# mini light Bar



## Bartsnow 1 (Jan 2, 2010)

This is my first post to the site. I am getting ready to set up my first my truck and was wondering what light bar would be the best i am looking at a whelen mini edge 9M or a lil Rebel mini. Any info would be great thanks.


----------



## RepoMan207 (Oct 7, 2008)

I have the Mini edge with 6 strobes, 2 work lights, and 2 alley lights. I love it. Really bright!


----------



## Bartsnow 1 (Jan 2, 2010)

Where did you get yours?


----------



## RepoMan207 (Oct 7, 2008)

Parr, I only paid a little over $600 with shipping, it must have been on sale when I got it, there $699 for the loaded ones.

http://www.parrpse.com/page42.html









I bought the "stud mounts" so I could put iton my back rack.


----------



## ShadmorePlowing (Nov 6, 2009)

This is what I have currently, I am looking to sell it.

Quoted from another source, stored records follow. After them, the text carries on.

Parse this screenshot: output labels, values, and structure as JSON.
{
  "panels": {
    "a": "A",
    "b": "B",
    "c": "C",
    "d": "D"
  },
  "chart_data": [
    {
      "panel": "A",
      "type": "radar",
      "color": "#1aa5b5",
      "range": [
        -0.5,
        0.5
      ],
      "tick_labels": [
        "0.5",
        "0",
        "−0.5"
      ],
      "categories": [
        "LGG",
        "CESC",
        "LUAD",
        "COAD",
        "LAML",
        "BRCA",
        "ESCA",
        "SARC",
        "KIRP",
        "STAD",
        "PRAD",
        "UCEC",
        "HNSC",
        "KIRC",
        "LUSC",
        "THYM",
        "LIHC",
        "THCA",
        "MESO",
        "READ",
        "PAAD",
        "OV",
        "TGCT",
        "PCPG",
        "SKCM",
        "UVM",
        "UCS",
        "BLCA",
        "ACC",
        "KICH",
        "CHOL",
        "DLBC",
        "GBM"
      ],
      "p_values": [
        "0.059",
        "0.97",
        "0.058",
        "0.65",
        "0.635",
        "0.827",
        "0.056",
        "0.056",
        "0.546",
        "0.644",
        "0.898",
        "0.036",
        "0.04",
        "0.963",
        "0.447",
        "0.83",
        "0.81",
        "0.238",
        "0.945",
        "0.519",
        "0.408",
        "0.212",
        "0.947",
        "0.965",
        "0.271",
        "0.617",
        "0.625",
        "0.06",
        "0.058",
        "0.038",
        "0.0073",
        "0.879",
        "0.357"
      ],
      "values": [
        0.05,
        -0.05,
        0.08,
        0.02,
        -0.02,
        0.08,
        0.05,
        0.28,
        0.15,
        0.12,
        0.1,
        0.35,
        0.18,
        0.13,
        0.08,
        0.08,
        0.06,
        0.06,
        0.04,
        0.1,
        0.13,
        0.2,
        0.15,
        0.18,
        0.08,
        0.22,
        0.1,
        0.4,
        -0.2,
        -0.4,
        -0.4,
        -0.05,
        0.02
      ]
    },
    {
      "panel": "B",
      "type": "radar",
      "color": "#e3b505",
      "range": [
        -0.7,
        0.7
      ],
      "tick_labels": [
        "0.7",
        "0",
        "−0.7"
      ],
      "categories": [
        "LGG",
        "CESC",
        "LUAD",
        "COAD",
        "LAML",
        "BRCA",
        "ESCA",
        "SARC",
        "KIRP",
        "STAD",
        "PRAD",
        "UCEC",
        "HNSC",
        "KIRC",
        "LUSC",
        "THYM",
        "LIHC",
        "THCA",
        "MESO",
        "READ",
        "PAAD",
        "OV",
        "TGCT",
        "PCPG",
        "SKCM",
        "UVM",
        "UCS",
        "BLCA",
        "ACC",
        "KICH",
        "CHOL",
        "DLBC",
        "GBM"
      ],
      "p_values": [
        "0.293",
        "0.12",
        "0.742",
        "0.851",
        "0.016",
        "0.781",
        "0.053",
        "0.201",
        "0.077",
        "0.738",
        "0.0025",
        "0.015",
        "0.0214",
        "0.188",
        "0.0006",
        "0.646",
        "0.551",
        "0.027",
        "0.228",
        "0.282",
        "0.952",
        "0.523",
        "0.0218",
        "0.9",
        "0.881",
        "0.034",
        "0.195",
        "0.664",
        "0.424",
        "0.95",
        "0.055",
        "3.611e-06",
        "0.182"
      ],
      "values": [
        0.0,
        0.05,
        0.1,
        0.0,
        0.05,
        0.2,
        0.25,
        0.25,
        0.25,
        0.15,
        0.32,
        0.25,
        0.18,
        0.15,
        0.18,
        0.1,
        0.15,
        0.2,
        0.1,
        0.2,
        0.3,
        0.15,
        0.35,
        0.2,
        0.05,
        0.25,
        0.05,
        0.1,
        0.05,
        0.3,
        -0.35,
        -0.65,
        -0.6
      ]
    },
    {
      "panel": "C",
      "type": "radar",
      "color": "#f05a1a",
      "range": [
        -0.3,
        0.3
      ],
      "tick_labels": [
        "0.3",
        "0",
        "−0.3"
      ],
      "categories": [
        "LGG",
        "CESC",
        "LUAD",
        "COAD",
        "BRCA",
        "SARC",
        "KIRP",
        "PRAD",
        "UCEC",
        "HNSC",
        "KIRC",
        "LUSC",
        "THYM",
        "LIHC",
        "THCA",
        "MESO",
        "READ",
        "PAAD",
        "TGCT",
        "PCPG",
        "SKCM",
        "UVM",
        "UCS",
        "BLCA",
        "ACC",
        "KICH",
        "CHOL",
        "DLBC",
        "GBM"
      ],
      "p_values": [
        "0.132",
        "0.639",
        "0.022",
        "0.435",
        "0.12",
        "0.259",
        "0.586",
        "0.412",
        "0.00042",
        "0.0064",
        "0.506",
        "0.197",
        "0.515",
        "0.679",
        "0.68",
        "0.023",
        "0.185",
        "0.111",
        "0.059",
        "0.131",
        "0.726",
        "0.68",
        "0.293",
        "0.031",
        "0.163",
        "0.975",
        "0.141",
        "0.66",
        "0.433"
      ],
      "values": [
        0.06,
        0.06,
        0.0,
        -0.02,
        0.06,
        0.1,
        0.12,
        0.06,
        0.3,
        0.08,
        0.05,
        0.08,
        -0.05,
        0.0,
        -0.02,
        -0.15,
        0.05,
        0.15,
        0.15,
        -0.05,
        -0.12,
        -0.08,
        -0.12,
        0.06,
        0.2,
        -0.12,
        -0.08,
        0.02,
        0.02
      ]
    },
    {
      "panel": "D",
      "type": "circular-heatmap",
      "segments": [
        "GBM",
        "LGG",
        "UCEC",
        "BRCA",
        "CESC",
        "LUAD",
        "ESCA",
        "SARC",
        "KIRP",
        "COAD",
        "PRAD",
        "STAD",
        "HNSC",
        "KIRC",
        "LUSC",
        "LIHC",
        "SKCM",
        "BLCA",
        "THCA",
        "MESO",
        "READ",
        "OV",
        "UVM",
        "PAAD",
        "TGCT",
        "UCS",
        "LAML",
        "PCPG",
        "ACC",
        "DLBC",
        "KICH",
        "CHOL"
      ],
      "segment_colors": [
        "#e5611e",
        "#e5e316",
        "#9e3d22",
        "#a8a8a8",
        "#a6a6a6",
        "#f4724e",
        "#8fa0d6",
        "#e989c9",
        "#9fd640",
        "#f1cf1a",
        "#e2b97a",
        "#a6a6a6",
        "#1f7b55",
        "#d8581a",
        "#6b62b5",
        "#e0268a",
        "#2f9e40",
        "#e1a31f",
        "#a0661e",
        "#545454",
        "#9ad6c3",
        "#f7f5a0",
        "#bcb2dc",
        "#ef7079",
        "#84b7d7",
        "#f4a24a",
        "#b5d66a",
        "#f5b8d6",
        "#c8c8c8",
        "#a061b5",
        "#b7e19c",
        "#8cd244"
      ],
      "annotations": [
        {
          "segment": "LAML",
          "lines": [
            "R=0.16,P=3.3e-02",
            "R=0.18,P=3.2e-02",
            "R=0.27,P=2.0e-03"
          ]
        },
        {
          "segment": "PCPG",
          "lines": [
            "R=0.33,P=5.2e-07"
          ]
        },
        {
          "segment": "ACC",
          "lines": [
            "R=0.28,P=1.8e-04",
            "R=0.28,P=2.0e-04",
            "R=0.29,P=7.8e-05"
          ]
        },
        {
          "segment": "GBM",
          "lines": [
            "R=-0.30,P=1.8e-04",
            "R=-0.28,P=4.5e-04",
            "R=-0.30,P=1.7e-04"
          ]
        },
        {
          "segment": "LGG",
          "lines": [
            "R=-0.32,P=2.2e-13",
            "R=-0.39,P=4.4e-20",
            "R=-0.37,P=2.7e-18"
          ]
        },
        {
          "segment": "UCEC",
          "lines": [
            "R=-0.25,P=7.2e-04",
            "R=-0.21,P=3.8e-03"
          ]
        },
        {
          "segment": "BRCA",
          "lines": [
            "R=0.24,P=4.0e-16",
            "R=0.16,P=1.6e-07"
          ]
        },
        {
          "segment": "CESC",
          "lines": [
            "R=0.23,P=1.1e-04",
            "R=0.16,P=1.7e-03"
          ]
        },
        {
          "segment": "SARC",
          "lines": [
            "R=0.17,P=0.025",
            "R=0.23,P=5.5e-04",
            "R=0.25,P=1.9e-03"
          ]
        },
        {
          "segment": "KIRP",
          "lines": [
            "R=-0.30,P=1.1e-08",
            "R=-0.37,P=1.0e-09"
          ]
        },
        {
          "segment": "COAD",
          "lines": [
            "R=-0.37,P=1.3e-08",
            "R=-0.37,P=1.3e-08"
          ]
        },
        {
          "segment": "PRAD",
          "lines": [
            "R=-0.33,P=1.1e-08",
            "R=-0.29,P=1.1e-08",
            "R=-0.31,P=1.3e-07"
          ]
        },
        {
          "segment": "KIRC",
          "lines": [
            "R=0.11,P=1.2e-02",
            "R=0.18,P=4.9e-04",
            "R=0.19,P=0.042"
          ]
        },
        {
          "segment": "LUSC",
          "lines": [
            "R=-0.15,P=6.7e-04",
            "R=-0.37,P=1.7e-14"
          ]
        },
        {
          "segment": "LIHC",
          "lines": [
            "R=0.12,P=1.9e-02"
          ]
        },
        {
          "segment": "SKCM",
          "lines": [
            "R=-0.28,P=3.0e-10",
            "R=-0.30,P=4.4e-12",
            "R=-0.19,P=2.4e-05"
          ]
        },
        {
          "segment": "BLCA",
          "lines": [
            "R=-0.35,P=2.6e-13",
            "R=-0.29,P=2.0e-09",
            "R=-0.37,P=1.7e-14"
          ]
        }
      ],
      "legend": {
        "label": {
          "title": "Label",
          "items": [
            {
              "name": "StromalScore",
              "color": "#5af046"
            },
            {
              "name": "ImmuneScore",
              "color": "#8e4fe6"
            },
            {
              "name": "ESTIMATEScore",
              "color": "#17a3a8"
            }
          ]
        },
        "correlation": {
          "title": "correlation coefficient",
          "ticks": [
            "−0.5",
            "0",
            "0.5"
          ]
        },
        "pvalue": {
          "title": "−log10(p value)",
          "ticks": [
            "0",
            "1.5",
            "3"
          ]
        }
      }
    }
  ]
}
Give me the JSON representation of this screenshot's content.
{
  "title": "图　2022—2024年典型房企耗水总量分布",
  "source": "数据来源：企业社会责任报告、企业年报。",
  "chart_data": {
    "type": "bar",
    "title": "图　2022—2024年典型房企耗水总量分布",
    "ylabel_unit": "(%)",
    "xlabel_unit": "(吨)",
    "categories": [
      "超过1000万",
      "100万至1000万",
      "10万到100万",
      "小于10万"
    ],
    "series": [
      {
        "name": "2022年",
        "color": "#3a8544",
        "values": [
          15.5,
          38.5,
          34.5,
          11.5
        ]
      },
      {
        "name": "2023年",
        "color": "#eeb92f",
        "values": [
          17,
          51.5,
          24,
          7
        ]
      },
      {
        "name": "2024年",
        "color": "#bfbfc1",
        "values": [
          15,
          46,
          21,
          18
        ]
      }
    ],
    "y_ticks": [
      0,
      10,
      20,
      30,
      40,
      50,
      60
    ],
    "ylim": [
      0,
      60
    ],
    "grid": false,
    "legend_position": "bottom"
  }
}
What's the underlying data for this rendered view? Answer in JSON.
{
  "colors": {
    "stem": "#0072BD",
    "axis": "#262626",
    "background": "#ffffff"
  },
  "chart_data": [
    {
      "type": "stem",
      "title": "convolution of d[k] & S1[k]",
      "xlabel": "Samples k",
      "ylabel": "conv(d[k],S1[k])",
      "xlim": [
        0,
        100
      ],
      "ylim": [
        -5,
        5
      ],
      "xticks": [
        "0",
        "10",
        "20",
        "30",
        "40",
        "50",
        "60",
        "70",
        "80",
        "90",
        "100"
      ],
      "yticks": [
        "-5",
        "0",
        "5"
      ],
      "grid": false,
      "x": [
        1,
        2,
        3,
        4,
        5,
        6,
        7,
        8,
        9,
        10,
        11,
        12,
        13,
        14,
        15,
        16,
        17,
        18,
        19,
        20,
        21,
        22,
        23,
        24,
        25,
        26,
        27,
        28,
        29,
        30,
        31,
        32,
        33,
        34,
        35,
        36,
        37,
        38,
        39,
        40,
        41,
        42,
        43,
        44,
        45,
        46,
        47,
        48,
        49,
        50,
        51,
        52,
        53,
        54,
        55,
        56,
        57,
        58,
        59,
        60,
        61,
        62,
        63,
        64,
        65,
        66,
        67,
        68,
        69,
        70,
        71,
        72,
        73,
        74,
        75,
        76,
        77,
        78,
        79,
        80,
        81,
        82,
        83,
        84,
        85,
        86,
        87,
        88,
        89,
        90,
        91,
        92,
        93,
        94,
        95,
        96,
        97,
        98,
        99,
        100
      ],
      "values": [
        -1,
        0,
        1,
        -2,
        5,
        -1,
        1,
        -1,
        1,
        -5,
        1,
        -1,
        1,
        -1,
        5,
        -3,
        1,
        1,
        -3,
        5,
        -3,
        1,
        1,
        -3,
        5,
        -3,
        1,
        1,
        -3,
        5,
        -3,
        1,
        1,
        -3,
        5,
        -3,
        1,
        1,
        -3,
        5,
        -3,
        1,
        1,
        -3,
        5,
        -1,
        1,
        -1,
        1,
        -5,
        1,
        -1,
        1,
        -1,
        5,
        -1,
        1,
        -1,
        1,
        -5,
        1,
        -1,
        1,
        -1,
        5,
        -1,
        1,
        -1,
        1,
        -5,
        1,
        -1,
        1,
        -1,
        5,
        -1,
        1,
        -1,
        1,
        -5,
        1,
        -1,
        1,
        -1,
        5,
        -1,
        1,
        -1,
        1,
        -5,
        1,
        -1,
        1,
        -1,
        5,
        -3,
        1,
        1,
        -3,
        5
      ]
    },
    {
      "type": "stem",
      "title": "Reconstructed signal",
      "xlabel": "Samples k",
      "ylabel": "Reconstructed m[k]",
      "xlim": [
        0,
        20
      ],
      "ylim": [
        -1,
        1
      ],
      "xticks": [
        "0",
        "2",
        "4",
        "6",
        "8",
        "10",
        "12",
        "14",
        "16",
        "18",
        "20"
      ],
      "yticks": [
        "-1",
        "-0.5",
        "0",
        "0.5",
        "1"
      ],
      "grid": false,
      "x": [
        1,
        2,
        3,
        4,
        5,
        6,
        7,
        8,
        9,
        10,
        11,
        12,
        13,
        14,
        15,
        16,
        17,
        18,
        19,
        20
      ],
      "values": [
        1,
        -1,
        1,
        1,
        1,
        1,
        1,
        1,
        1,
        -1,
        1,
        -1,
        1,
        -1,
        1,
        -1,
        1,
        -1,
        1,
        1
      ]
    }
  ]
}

http://www.plowsite.com/showthread.php?t=95198


----------



## SafetyLighting (Jul 23, 2005)

These are $225 shipped to you.

http://www.soundoffsignal.com/warnamber/lightbars/lb_EPL7000.htm


----------



## Too Stroked (Jan 1, 2010)

We're kind of partial to Star mini bars, but we're only 30 minutes from the factory and we buy them direct. (We use the magnet mount / quad flash strobes.) We have over a dozen of them on everything from pickup trucks to dump trucks to skid steers to back hoes and loaders. That said, we've had virtually no problems with them and some of them are approaching 10 years old. In fact, as hard as I try to talk the boss into something a bit more "modern", he keeps pointing to the reliability and saying "why?"


----------



## dutchman (Aug 20, 2005)

RepoMan207;939771 said:


> Parr, I only paid a little over $600 with shipping, it must have been on sale when I got it, there $699 for the loaded ones.
> 
> http://www.parrpse.com/page42.html
> 
> ...


How are the back up lights do they have a lot of light


----------



## RepoMan207 (Oct 7, 2008)

dutchman;940828 said:


> How are the back up lights do they have a lot of light


Good question. There bright for sure. The only draw back is there obviously up higher. Which is great for overall distance and good illumination at the rear of the truck. However I wanted optimal lighting all around, hence why I added the other work lights to boost the immediate area as well as the overall distance.


----------



## dutchman (Aug 20, 2005)

Thanks for the info


----------